Mary Frances Berry praised the "forward-thinking visions which unified
our Board members"--if no one else.
The upshot is
that local boards can now only "nominate" members to the national board,
which will henceforth be completely self-perpetuating. While there seems
to be little evidence for the more lurid fears of station critics, Pacifica
has, by its high-handed and secretive manner, granted them greater legitimacy.
It has also, significantly, alienated a number of very well-heeled major
donors, who find the hysterics of Take Back KPFA more believable than the
paternalistic blandishments of Pacifica. The national board, according
to one
local board member, now lumps all critics
together, and has "refused to see that a wide variety of people are opposed
to the changes for variety of reasons."
Former KPFA volunteer
and now-graduate student Matthew Lasar has just packaged his thesis as
Pacifica Radio: The Rise of an Alternative Network (Temple University Press).

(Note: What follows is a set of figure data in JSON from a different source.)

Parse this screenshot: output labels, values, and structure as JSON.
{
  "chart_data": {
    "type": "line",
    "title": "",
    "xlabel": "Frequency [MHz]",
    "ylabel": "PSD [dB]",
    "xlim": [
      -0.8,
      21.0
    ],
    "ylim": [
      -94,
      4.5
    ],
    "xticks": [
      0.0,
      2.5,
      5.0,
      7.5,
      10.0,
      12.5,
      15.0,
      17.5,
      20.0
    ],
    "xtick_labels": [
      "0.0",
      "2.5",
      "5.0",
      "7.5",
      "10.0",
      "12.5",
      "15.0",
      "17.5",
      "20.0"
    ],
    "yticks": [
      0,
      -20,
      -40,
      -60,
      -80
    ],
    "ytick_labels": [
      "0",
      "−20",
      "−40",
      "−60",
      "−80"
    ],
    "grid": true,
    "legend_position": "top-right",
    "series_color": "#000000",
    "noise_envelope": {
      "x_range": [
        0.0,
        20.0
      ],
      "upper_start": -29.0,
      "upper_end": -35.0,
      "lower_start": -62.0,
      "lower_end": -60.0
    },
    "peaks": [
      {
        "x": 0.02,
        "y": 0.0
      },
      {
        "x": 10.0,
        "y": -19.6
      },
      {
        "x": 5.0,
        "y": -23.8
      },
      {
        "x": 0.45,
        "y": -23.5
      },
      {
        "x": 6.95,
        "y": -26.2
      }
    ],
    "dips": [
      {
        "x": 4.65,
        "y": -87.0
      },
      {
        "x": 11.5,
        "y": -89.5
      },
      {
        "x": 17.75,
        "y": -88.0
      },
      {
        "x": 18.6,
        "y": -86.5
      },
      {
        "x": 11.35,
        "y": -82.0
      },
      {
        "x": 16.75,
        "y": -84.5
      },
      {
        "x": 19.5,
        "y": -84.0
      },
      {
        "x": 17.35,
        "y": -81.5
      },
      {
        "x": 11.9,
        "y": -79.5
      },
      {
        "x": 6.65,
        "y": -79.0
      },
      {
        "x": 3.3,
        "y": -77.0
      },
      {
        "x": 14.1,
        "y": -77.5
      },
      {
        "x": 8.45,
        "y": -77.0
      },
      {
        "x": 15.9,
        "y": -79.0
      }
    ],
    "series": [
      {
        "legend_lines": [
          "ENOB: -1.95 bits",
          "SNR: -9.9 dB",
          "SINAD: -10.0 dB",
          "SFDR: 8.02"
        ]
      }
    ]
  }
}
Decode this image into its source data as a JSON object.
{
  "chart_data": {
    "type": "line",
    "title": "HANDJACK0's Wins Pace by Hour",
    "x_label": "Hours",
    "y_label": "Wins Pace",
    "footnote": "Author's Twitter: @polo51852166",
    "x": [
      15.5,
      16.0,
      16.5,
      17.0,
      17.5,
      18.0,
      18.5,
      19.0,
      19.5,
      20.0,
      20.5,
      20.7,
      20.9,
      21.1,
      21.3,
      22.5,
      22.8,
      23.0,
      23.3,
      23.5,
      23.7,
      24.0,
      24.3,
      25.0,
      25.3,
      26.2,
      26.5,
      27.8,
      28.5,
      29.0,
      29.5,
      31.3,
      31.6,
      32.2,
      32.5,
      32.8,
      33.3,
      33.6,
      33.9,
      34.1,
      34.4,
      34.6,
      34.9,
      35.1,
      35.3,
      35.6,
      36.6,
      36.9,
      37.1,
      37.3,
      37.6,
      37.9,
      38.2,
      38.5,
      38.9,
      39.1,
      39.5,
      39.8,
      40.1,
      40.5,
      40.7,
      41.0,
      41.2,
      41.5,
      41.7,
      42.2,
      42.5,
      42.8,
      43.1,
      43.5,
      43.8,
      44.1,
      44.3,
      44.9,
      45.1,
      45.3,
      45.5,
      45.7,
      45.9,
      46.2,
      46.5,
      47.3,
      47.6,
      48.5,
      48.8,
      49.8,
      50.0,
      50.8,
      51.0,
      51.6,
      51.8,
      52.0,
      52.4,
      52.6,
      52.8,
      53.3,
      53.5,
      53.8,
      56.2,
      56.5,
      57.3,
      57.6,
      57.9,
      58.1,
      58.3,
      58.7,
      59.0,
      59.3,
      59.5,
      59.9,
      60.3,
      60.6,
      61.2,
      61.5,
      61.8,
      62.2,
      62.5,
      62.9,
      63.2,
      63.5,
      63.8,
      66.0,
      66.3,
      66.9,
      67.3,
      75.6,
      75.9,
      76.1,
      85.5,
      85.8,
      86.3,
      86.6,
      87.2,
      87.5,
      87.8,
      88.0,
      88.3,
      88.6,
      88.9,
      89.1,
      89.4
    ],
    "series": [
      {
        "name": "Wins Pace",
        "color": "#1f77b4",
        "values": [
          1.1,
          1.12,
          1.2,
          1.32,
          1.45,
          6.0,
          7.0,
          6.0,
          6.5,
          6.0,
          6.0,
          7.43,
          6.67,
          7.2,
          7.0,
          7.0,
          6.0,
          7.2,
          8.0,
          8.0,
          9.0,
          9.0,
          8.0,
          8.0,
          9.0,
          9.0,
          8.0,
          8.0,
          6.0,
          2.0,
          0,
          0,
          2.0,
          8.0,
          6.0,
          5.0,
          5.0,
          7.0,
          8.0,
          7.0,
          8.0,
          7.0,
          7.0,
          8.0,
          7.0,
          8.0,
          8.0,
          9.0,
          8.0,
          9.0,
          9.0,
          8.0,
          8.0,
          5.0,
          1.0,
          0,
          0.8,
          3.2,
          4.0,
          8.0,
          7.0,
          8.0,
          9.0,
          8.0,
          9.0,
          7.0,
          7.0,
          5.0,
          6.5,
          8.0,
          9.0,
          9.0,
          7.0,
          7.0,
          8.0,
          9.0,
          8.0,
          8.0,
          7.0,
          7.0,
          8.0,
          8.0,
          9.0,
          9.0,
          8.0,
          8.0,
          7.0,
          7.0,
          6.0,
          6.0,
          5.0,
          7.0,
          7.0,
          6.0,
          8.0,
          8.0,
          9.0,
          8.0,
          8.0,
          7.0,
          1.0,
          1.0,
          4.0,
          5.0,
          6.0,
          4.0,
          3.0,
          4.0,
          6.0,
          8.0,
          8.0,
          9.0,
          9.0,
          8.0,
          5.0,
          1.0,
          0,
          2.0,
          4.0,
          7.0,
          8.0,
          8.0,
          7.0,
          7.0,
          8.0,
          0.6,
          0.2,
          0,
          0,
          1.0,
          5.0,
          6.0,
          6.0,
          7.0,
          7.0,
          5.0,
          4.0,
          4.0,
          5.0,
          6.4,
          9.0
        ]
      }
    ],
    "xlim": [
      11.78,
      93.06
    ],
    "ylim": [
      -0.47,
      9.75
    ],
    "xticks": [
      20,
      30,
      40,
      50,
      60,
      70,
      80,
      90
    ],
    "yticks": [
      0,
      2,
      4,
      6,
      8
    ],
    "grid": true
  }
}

A thoughtful and admittedly moderate observer (he was recently denounced
on the airwaves of WBAI for insufficient anti-Pacifica zeal), even Lasar
was shocked by the show of institutional
arrogance at the weekend board meeting.
"There is now a greater chasm than ever between the national leadership and active listeners and programmers," says Lasar. "I can understand why people who did this did it; I wished they could have put it off. The main issue now is trust, and there certainly wasn't any in that room."
While most Pacifica
critics fear a concentration of power in the hands of the national board,
Lasar fears the opposite: the self-delegitimization of the national leadership.
"The leadership is taking steps that undermine their own authority, and
encourage the most radical elements to assert themselves. Every time that
happens, the possibility of leadership and a clear mission is further eradicated."